The pirates on Risky Business are probably using a satellite in geostationary orbit and taking advantage of it being a dumb pipe pointing back at earth.


Reading: TLE Files

Software Updates

Listening to this weeks ATP on the bus, they speak about the latest Mach OS release SomthingCali. It reminded me how little I really care for software updates. Of course I want things to get faster, more secure and less buggy so I have to endure updates. Most updates don't just bring clear improvements instead they bring feature updates.

I write software for fun and for a living and for a while I even wrote products that people used. I even provided training for our users on product updates. I saw first hand how annoying changes can be.

Most of the changes we delivered were customer driven (in fact, they were all paid for by individual customers). When we trained a customers users on the new software there were normally a whole bunch of changes to off path functionality that someone else had asked for.

I can't remember anyone ever being happy with changes to their workflow .

They were happy that bugs had been fixed and UI had gotten a little cleaner, they loved that the software was better on the crappy machine IT or we supplied them. But they didn't want change for changes sake.

I have been using Puzzle Alarm Clock to make me get up. It is great it can make you solve puzzles, quizzes, or it can use the NFC reader or camera to scan a QR code to turn the alarm off.
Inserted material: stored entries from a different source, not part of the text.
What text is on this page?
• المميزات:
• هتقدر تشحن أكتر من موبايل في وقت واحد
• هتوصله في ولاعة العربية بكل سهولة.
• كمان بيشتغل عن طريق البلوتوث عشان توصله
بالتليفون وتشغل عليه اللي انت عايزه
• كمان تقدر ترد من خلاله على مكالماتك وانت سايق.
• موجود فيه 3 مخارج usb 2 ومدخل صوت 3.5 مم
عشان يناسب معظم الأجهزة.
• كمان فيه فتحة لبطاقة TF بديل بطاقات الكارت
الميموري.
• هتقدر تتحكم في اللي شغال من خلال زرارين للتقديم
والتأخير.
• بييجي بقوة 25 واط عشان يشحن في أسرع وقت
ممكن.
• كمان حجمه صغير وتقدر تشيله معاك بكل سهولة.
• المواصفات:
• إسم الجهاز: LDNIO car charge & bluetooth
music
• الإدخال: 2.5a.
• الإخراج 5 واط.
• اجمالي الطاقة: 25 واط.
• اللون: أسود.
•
Puzzle Alarm Clock updated this week. The UI was improved or something, all I can tell is that it is white instead of black now. But they also removed features, making the app much worse.


Reading: TLE Files

Denial of Toasters

The news on this weeks Risky Business Podcast mentioned the record breaking DDOS against Krebs . 665 Gigabits of traffic per second is a lot of traffic, but that is probably only the start of such massive attacks.

While wondering how these attacks manifest an article about the slowloris attack popped up. This is a different sort of denial of service to the network traffic sent to Krebs and one that should be rather easy to mitigate against at the protocol layer.
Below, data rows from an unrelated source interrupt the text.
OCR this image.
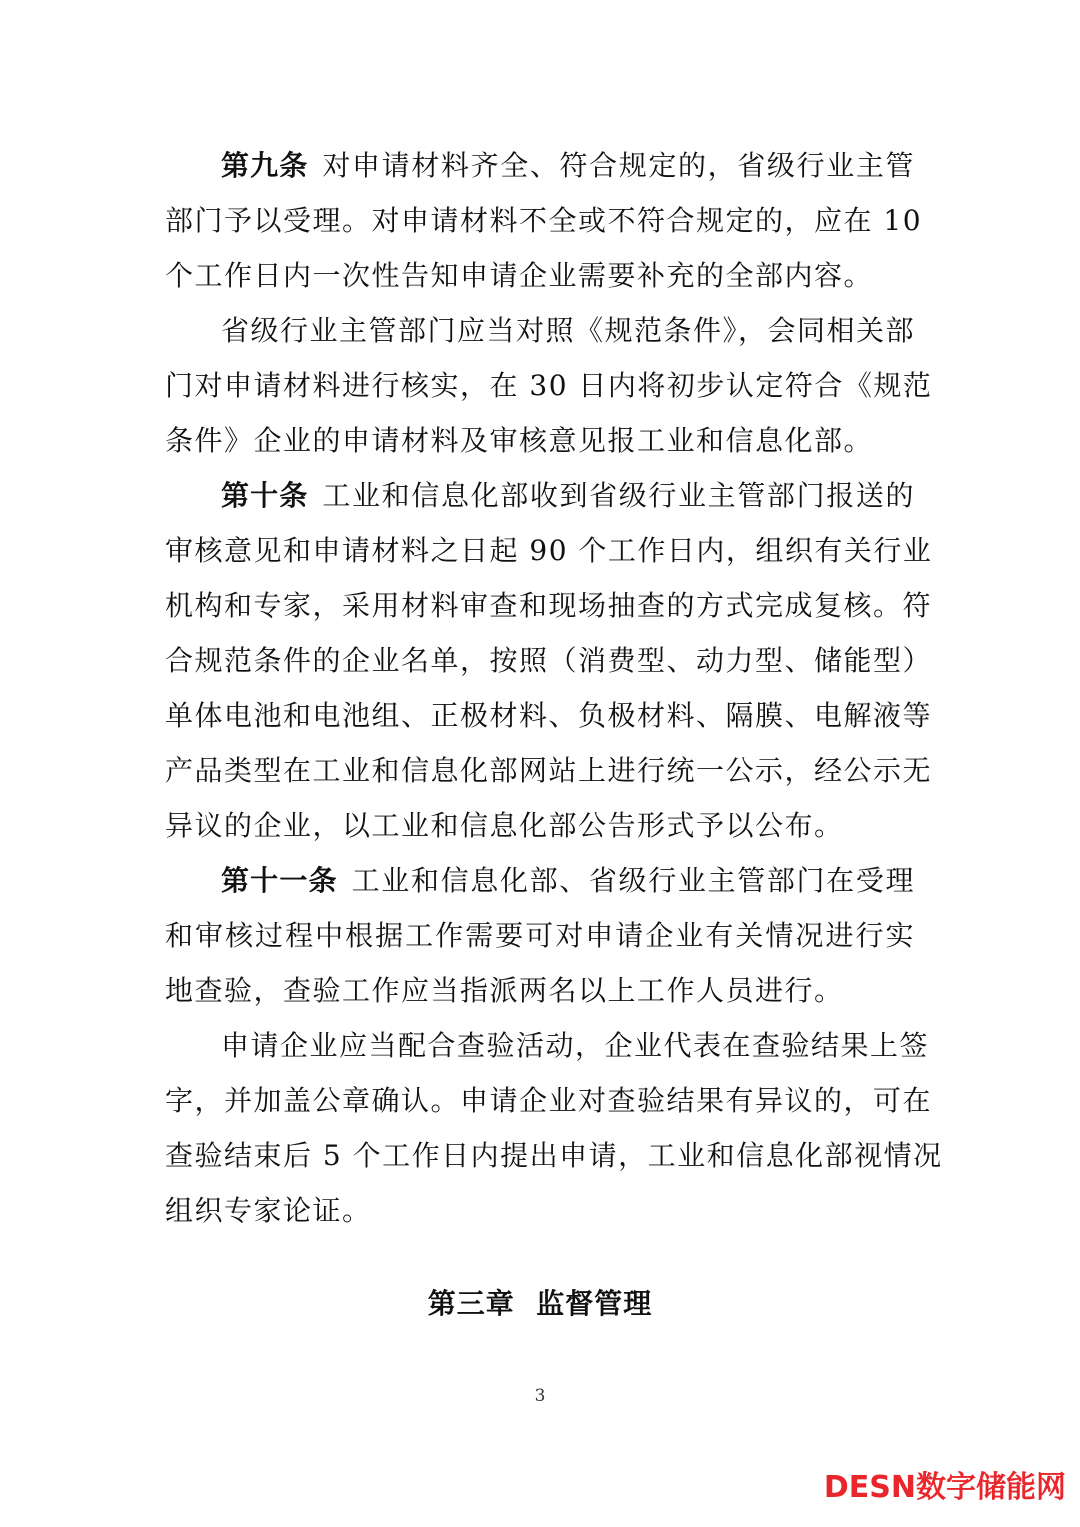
第九条 对申请材料齐全、符合规定的，省级行业主管
部门予以受理。对申请材料不全或不符合规定的，应在 10
个工作日内一次性告知申请企业需要补充的全部内容。
省级行业主管部门应当对照《规范条件》，会同相关部
门对申请材料进行核实，在 30 日内将初步认定符合《规范
条件》企业的申请材料及审核意见报工业和信息化部。
第十条 工业和信息化部收到省级行业主管部门报送的
审核意见和申请材料之日起 90 个工作日内，组织有关行业
机构和专家，采用材料审查和现场抽查的方式完成复核。符
合规范条件的企业名单，按照（消费型、动力型、储能型）
单体电池和电池组、正极材料、负极材料、隔膜、电解液等
产品类型在工业和信息化部网站上进行统一公示，经公示无
异议的企业，以工业和信息化部公告形式予以公布。
第十一条 工业和信息化部、省级行业主管部门在受理
和审核过程中根据工作需要可对申请企业有关情况进行实
地查验，查验工作应当指派两名以上工作人员进行。
申请企业应当配合查验活动，企业代表在查验结果上签
字，并加盖公章确认。申请企业对查验结果有异议的，可在
查验结束后 5 个工作日内提出申请，工业和信息化部视情况
组织专家论证。
第三章  监督管理
3
DESN数字储能网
The Krebs attack is the first I am aware of with a large IoT component. I think we have all been waiting for the hordes of vulnerable devices to appear in abuse logs. Maybe we can move to ipv6 and leave the Internet of Shit on a blackholed v4 Internet.
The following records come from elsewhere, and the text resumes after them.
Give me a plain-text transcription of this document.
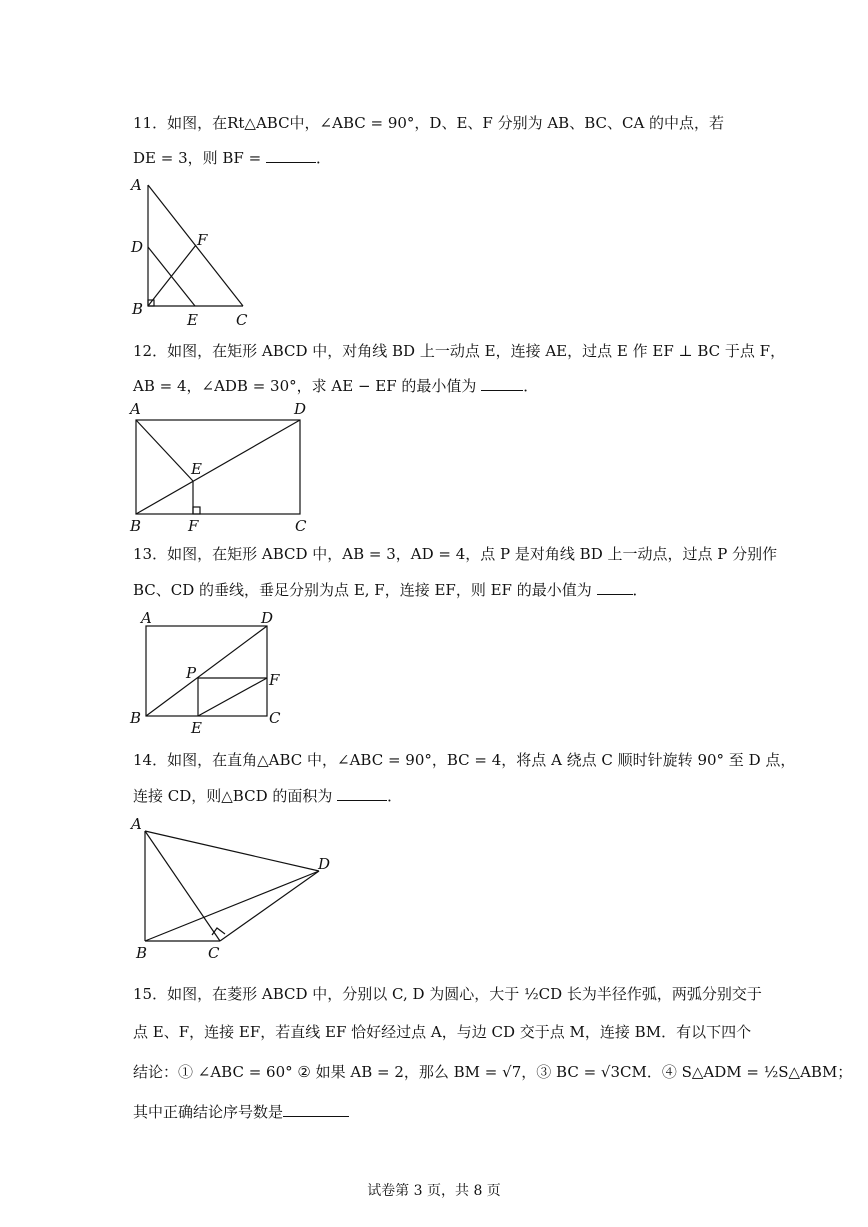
11．如图，在Rt△ABC中，∠ABC = 90°，D、E、F 分别为 AB、BC、CA 的中点，若
DE = 3，则 BF =	．
A
D	F
B
E	C
12．如图，在矩形 ABCD 中，对角线 BD 上一动点 E，连接 AE，过点 E 作 EF ⊥ BC 于点 F，
AB = 4，∠ADB = 30°，求 AE − EF 的最小值为	．
A	D
E
B	F	C
13．如图，在矩形 ABCD 中，AB = 3，AD = 4，点 P 是对角线 BD 上一动点，过点 P 分别作
BC、CD 的垂线，垂足分别为点 E, F，连接 EF，则 EF 的最小值为	．
A	D
P	F
B
E
C
14．如图，在直角△ABC 中，∠ABC = 90°，BC = 4，将点 A 绕点 C 顺时针旋转 90° 至 D 点，
连接 CD，则△BCD 的面积为	．
A
D
B	C
15．如图，在菱形 ABCD 中，分别以 C, D 为圆心，大于 ½CD 长为半径作弧，两弧分别交于
点 E、F，连接 EF，若直线 EF 恰好经过点 A，与边 CD 交于点 M，连接 BM．有以下四个
结论：① ∠ABC = 60° ② 如果 AB = 2，那么 BM = √7，③ BC = √3CM．④ S△ADM = ½S△ABM；
其中正确结论序号数是
试卷第 3 页，共 8 页
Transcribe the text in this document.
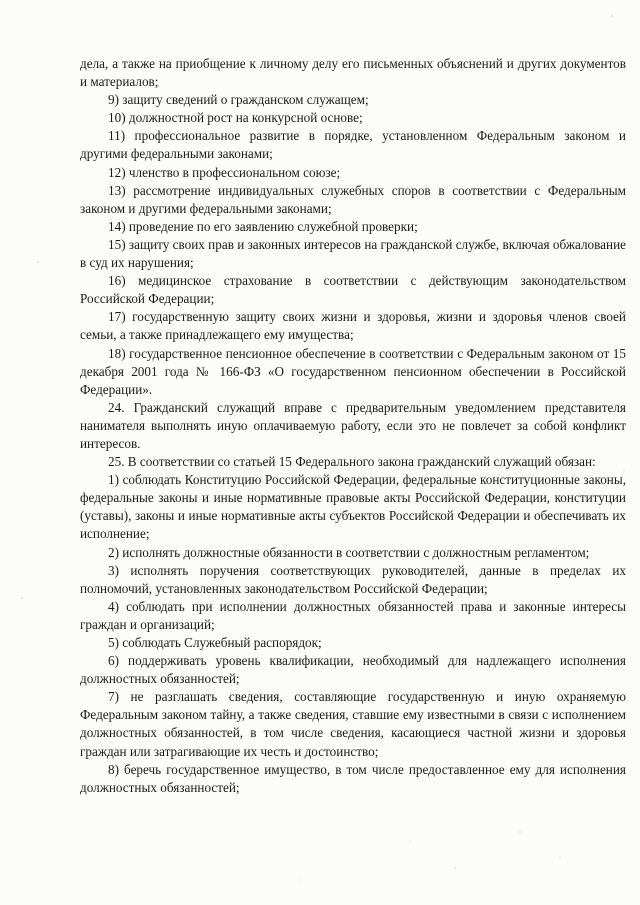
дела, а также на приобщение к личному делу его письменных объяснений и других документов и материалов;

9) защиту сведений о гражданском служащем;

10) должностной рост на конкурсной основе;

11) профессиональное развитие в порядке, установленном Федеральным законом и другими федеральными законами;

12) членство в профессиональном союзе;

13) рассмотрение индивидуальных служебных споров в соответствии с Федеральным законом и другими федеральными законами;

14) проведение по его заявлению служебной проверки;

15) защиту своих прав и законных интересов на гражданской службе, включая обжалование в суд их нарушения;

16) медицинское страхование в соответствии с действующим законодательством Российской Федерации;

17) государственную защиту своих жизни и здоровья, жизни и здоровья членов своей семьи, а также принадлежащего ему имущества;

18) государственное пенсионное обеспечение в соответствии с Федеральным законом от 15 декабря 2001 года № 166-ФЗ «О государственном пенсионном обеспечении в Российской Федерации».

24. Гражданский служащий вправе с предварительным уведомлением представителя нанимателя выполнять иную оплачиваемую работу, если это не повлечет за собой конфликт интересов.

25. В соответствии со статьей 15 Федерального закона гражданский служащий обязан:

1) соблюдать Конституцию Российской Федерации, федеральные конституционные законы, федеральные законы и иные нормативные правовые акты Российской Федерации, конституции (уставы), законы и иные нормативные акты субъектов Российской Федерации и обеспечивать их исполнение;

2) исполнять должностные обязанности в соответствии с должностным регламентом;

3) исполнять поручения соответствующих руководителей, данные в пределах их полномочий, установленных законодательством Российской Федерации;

4) соблюдать при исполнении должностных обязанностей права и законные интересы граждан и организаций;

5) соблюдать Служебный распорядок;

6) поддерживать уровень квалификации, необходимый для надлежащего исполнения должностных обязанностей;

7) не разглашать сведения, составляющие государственную и иную охраняемую Федеральным законом тайну, а также сведения, ставшие ему известными в связи с исполнением должностных обязанностей, в том числе сведения, касающиеся частной жизни и здоровья граждан или затрагивающие их честь и достоинство;

8) беречь государственное имущество, в том числе предоставленное ему для исполнения должностных обязанностей;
Reading: The Puzzle Palace, 802.11 Wireless Networks 2nd Edition, Packet Captures

Cybersofa

Yesterday I wrote about the Ex Machina soundtrack, but linked to an hour long loop of one of its tracks. Whoops. The whole soundtrack is equally great, go find it. Similar stuff on youtube lead to 9980 by CONNECT.OHM .

The Science Fiction podcast magazine I listed to, StarShipSofa has had some great CyberPunk stories recently.

  • Humans are going to become augmented, this is an inevitablity, we won't be able to resist making our selves better by merging computers and machinery into our body. "Must Supply Own Workboots" considers what happens when our jobs rely on expensive augmentations, but the augmentations become out of date.
  • “And You Shall Know Her By The Trail of Dead” is a Gibsonesque Cyber Cowboys fighting with the mob story. Really well timed with the article about the excellent CyberdeckC64

Reading: The Puzzle Palace, 802.11 Wireless Networks 2nd Edition, RFC6347!